Comment expliquer le succès des candidats qui se présentent hors des partis traditionnels ?

Marine Le Pen, Emmanuel Macron ou Jean-Luc Mélenchon ne se fondent pas sur un principe de représentation – d’une classe sociale, par exemple, ou d’un mouvement politique historique –, ils incarnent un principe d’identification. C’est l’inverse de la représentation. C’est leur personnalité qui crée la base sociale, comme le montre le succès de leurs apparitions publiques ou médiatiques. Le cœur de leur campagne, ce n’est plus le programme, mais leur personne qui, dans une société des individus, permet aux électeurs de s’identifier.

Cette campagne présidentielle n’est-elle pas également marquée par une gigantesque panne d’idées ?

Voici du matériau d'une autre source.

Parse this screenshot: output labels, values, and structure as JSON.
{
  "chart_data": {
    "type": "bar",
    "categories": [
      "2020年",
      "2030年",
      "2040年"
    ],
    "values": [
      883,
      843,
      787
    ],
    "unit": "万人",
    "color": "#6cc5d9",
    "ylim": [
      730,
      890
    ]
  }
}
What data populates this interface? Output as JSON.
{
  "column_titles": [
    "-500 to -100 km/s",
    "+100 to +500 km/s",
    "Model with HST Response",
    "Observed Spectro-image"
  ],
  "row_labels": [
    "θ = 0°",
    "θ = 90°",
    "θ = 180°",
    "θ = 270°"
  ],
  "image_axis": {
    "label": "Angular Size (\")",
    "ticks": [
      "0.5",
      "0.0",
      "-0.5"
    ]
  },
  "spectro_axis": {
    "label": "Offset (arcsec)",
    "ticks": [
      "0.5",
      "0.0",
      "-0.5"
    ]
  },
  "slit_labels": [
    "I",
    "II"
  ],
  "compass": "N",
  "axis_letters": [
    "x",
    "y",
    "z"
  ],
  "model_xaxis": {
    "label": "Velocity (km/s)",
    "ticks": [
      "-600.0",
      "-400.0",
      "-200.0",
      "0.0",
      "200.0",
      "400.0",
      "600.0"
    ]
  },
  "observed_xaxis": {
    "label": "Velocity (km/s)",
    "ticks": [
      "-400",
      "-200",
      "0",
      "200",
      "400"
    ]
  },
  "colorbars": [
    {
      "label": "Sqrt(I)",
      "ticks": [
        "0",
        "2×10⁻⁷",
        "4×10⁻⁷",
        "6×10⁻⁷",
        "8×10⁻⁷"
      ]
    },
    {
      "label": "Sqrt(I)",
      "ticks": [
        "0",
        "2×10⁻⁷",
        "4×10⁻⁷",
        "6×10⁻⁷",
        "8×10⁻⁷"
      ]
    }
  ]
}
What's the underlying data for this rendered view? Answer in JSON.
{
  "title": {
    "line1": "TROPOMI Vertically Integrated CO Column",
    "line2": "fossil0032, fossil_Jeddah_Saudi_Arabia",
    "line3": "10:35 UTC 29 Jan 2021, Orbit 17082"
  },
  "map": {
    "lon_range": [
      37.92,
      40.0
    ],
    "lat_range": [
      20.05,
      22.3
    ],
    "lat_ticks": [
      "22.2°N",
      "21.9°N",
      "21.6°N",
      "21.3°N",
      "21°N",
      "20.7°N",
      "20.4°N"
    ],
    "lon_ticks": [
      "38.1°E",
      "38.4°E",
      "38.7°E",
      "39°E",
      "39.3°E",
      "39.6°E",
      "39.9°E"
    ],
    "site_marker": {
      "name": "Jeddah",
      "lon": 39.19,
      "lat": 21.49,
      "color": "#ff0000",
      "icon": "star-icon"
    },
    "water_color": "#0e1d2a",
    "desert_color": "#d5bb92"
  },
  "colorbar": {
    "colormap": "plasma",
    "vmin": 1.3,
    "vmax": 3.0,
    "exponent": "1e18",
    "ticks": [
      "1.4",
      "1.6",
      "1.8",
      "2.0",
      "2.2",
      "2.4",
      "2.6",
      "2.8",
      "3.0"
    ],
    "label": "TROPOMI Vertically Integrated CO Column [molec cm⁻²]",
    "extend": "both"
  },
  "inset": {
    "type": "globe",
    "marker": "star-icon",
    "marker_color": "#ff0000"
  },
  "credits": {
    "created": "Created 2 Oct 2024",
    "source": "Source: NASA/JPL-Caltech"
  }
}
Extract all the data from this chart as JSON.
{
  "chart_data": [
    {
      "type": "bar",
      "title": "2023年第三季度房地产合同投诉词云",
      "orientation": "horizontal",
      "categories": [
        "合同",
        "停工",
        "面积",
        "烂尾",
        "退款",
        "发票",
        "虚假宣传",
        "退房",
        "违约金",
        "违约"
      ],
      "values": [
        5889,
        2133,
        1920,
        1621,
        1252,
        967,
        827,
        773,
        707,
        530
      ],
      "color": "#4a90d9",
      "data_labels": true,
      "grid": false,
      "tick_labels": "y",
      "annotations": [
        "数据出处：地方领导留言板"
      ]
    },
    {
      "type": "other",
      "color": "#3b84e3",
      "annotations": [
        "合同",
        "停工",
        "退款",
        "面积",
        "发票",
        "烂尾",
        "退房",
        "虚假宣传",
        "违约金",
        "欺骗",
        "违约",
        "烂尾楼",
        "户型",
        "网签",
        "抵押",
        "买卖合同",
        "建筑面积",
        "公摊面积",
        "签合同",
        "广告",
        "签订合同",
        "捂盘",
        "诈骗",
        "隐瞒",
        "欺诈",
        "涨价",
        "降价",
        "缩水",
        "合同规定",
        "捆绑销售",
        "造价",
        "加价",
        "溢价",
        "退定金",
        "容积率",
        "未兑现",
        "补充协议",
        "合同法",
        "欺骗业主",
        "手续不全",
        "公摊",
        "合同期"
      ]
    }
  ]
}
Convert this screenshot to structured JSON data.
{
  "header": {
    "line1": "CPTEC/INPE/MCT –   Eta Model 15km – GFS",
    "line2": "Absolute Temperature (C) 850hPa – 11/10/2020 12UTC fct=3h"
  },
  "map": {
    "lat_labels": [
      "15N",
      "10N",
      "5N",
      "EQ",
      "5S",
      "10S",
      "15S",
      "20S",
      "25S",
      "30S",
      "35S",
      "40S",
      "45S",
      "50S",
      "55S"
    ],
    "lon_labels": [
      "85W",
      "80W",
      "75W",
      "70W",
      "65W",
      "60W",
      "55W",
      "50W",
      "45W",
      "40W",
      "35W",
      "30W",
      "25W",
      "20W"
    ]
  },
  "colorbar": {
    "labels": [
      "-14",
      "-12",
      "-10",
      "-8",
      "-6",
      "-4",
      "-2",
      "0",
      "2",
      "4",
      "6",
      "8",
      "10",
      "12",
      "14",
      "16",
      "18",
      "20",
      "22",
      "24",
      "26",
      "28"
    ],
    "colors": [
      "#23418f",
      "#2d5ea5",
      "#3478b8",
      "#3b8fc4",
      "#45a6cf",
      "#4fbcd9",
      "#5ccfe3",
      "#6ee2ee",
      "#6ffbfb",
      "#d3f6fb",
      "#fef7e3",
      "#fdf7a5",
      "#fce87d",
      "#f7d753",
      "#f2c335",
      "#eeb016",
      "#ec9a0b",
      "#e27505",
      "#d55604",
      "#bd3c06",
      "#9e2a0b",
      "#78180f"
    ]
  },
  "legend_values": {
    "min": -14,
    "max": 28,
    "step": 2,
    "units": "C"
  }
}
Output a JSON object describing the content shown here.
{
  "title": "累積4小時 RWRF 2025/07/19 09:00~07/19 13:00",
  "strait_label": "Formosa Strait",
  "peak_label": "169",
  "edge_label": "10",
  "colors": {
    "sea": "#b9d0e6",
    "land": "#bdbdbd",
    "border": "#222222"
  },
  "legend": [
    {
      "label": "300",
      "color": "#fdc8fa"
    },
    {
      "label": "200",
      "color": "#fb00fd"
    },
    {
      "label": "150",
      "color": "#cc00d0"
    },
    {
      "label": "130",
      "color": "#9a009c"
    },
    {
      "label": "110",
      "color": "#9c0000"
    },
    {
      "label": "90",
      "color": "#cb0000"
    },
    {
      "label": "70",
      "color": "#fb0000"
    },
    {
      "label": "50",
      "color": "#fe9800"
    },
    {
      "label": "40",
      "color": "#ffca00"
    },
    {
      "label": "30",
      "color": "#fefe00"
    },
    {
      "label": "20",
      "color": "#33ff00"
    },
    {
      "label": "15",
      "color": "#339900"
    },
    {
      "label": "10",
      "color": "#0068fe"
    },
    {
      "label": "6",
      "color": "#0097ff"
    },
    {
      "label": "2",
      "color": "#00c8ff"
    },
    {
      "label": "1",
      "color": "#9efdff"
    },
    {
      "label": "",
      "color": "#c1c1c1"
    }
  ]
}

Redéfinir la démocratie, l’Europe et le contrat social est une tâche immense qu’aucun candidat ne porte au sein d’une vision globale. Prenons l’Europe. Au début, le projet européen a permis de racheter les malheurs du continent dévasté par les guerres, puis de racheter les impuissances nationales, en matière de politique industrielle par exemple. L’attente européenne a explosé, mais elle s’est fracassée sur sa réalité. Or il n’y a pas de nouveau projet européen, pas d’idées-forces. La nouvelle droite et les populistes d’extrême droite imposent, eux, leurs idées (défense de la civilisation européenne, critique de Mai 68, focalisation sur l’identité), comme l’illustre le glissement de certains intellectuels de " gauche " vers la droite la plus dure. Leur pouvoir d’attraction est fort car ils sont structurés idéologiquement, et ont une capacité de séduction dans un contexte de profond désarroi.

Quelle est la responsabilité du camp progressiste dans cette déliquescence politique ?

Le camp progressiste, c’est un fait, n’a pas été capable de voir à quel point un basculement démocratique décisif était à l’œuvre. L’heure du retour sur ses aveuglements a sonné ; le temps d’un examen de conscience critique est venu.

Des appels et des manifestations contre le pouvoir des juges, les médias et le système voient le jour. Comment les citoyens peuvent-ils résister à cette vague populiste ?

En s’armant intellectuellement, car c’est sur le terrain des idées que se joue la bataille décisive.

Propos recueillis par Nicolas Truong.